Tangerangupdate.com – Pengesahan Undang-Undang Tentara Nasional Indonesia (UU TNI) pada hari ini, Kamis 20 Maret 2025, menuai kontroversi dan kekhawatiran dari berbagai kalangan.
Pasalnya, terdapat sejumlah pasal dalam UU tersebut yang dinilai berpotensi menghidupkan kembali dwifungsi TNI, sebuah konsep yang identik dengan rezim Orde Baru (Orba).
Salah satunya adalah pasal yang memperluas peran TNI dalam operasi militer selain perang (OMSP). Pasal ini dinilai pasal karet dan dapat disalahgunakan untuk kepentingan politik penguasa untuk menggebuk oposisi.
Selain itu, terdapat juga pasal yang memperbolehkan prajurit TNI aktif untuk menduduki jabatan sipil di lembaga negara. Hal ini dikhawatirkan akan membuka peluang bagi militer untuk kembali masuk ke dalam ranah politik sipil.
Kekhawatiran akan kebangkitan Orba bukan tanpa dasar.

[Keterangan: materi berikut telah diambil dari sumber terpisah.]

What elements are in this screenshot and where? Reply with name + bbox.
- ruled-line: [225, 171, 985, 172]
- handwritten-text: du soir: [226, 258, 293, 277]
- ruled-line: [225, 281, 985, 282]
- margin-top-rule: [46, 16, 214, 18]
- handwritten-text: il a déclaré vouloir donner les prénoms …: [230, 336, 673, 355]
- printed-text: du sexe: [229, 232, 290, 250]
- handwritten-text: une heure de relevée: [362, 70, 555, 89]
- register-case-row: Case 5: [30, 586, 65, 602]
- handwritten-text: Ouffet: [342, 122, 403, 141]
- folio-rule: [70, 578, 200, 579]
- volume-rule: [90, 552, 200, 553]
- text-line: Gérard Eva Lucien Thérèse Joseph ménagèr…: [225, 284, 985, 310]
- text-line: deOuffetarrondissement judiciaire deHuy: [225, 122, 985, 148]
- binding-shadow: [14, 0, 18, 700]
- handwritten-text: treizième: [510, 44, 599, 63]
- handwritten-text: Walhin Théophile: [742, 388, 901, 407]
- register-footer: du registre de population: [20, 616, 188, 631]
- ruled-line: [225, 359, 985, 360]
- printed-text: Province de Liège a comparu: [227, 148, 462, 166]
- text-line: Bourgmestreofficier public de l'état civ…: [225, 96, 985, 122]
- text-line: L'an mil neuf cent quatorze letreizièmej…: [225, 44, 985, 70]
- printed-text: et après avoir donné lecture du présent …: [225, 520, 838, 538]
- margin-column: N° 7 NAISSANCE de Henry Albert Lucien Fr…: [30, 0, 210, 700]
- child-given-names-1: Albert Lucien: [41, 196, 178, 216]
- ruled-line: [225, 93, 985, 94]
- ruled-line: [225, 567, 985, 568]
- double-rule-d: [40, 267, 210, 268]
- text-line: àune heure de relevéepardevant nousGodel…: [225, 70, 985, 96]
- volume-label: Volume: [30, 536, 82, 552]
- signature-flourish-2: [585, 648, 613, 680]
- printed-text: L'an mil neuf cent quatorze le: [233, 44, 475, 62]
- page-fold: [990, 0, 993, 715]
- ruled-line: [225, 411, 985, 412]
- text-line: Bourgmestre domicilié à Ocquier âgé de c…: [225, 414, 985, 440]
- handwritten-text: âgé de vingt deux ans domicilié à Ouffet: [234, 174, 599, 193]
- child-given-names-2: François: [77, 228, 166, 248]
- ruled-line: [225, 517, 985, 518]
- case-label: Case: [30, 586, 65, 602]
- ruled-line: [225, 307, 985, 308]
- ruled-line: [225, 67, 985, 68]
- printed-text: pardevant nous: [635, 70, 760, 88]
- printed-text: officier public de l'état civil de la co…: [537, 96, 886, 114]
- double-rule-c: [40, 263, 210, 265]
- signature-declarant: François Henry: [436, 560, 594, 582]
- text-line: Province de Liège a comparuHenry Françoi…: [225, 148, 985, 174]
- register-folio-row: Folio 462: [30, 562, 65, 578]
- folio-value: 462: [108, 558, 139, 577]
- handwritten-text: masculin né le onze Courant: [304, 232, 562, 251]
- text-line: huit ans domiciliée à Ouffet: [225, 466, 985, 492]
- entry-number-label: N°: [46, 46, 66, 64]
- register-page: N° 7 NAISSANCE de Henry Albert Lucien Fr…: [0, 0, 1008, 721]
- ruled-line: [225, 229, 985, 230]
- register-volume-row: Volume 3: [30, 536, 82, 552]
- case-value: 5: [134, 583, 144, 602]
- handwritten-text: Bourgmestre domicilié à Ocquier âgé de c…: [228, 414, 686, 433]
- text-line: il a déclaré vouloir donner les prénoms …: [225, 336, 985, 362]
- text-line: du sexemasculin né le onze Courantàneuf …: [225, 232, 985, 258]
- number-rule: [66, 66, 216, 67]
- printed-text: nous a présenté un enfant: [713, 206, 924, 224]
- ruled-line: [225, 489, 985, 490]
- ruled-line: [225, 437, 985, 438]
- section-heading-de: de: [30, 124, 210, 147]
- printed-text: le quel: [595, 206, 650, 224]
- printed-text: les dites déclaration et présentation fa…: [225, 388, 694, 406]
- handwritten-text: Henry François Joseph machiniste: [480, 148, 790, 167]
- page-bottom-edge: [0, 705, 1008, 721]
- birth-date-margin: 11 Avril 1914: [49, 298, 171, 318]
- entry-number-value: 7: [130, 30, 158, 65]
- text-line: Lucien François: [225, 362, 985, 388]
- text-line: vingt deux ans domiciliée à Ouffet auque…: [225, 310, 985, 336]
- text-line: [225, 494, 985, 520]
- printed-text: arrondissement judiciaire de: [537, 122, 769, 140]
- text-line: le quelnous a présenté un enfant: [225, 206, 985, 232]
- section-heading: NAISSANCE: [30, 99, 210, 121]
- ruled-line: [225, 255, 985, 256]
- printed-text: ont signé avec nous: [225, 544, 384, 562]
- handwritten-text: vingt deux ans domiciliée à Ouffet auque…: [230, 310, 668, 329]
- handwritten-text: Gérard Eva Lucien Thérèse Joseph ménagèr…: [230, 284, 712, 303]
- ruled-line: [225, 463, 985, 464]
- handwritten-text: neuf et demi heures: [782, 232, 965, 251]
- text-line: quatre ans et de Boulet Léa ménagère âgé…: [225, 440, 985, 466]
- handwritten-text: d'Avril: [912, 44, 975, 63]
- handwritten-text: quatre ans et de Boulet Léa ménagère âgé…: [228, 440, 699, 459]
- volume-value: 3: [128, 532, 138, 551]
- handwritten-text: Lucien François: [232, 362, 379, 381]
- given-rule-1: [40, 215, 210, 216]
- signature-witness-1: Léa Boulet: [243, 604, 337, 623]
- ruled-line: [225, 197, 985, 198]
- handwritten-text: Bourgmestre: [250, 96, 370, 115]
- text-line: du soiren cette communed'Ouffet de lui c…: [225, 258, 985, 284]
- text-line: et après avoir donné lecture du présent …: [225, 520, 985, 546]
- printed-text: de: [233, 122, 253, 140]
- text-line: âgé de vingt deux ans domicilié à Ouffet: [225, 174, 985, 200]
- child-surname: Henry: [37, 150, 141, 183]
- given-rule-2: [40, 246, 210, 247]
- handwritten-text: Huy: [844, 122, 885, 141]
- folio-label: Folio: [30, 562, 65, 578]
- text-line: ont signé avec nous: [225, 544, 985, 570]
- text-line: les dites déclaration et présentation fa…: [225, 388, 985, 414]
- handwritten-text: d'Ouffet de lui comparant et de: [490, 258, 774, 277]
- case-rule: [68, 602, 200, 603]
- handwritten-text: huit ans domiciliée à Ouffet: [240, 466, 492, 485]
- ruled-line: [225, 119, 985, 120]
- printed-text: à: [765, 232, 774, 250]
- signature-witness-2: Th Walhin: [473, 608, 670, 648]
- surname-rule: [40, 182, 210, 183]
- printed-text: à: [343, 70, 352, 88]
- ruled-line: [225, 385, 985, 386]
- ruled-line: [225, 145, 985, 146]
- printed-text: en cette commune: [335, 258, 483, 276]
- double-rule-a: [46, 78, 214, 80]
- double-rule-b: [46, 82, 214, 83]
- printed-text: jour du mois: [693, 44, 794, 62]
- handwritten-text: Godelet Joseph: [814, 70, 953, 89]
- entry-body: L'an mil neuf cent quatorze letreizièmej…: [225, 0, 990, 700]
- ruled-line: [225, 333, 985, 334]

Sejak reformasi 1998, terdapat sejumlah kelompok yang secara terang-terangan menyatakan kerinduan mereka akan masa Orba. Ingat slogan ‘Piye kabare, enak jamanku toh’!.
Kelompok-kelompok ini melihat Orba sebagai masa kejayaan Indonesia, di mana stabilitas politik dan ekonomi terjaga. Pengesahan UU TNI yang baru ini menjadi momentum bagi kelompok-kelompok pro-Orba untuk kembali memperjuangkan ideologi mereka.
Mereka melihat UU ini sebagai pintu masuk bagi militer untuk kembali berperan dalam politik sipil. Jika dwifungsi TNI kembali dihidupkan, maka demokrasi Indonesia akan terancam.
Militer akan kembali mendominasi kehidupan sipil, dan ruang gerak masyarakat sipil akan semakin terbatas. Kebebasan berpendapat dan hak asasi manusia juga akan terancam.
Dwifungsi TNI: Momok Demokrasi
Dwifungsi TNI adalah doktrin yang memberikan peran ganda kepada TNI, yaitu sebagai kekuatan pertahanan negara dan kekuatan sosial-politik.
Pada masa Orba, dwifungsi TNI digunakan sebagai alat untuk melegitimasi kekuasaan militer dalam berbagai bidang kehidupan, mulai dari politik, ekonomi, hingga sosial budaya.
Praktik dwifungsi TNI pada masa Orba terbukti membawa dampak negatif bagi demokrasi Indonesia. Militerisasi dalam kehidupan sipil menyebabkan ruang gerak masyarakat sipil menjadi terbatas, kebebasan berpendapat dikekang, dan pelanggaran hak asasi manusia (HAM) marak terjadi.
Oleh karena itu, penting bagi semua elemen masyarakat untuk mengawal implementasi UU TNI ini. Jika terdapat pasal-pasal yang berpotensi menghidupkan kembali dwifungsi TNI, maka perlu dilakukan revisi atau bahkan pembatalan.
Diperlukan kewaspadaan dan pengawasan dari semua elemen masyarakat untuk memastikan bahwa UU ini tidak disalahgunakan untuk kepentingan politik penguasa.
Disclaimer: Artikel ini merupakan produk meja redaksi Tangerangupdate.com. Semua isi tulisan dan konten di dalamnya merupakan sebuah opini dan tidak menunjukkan keberpihakan kepada siapapun.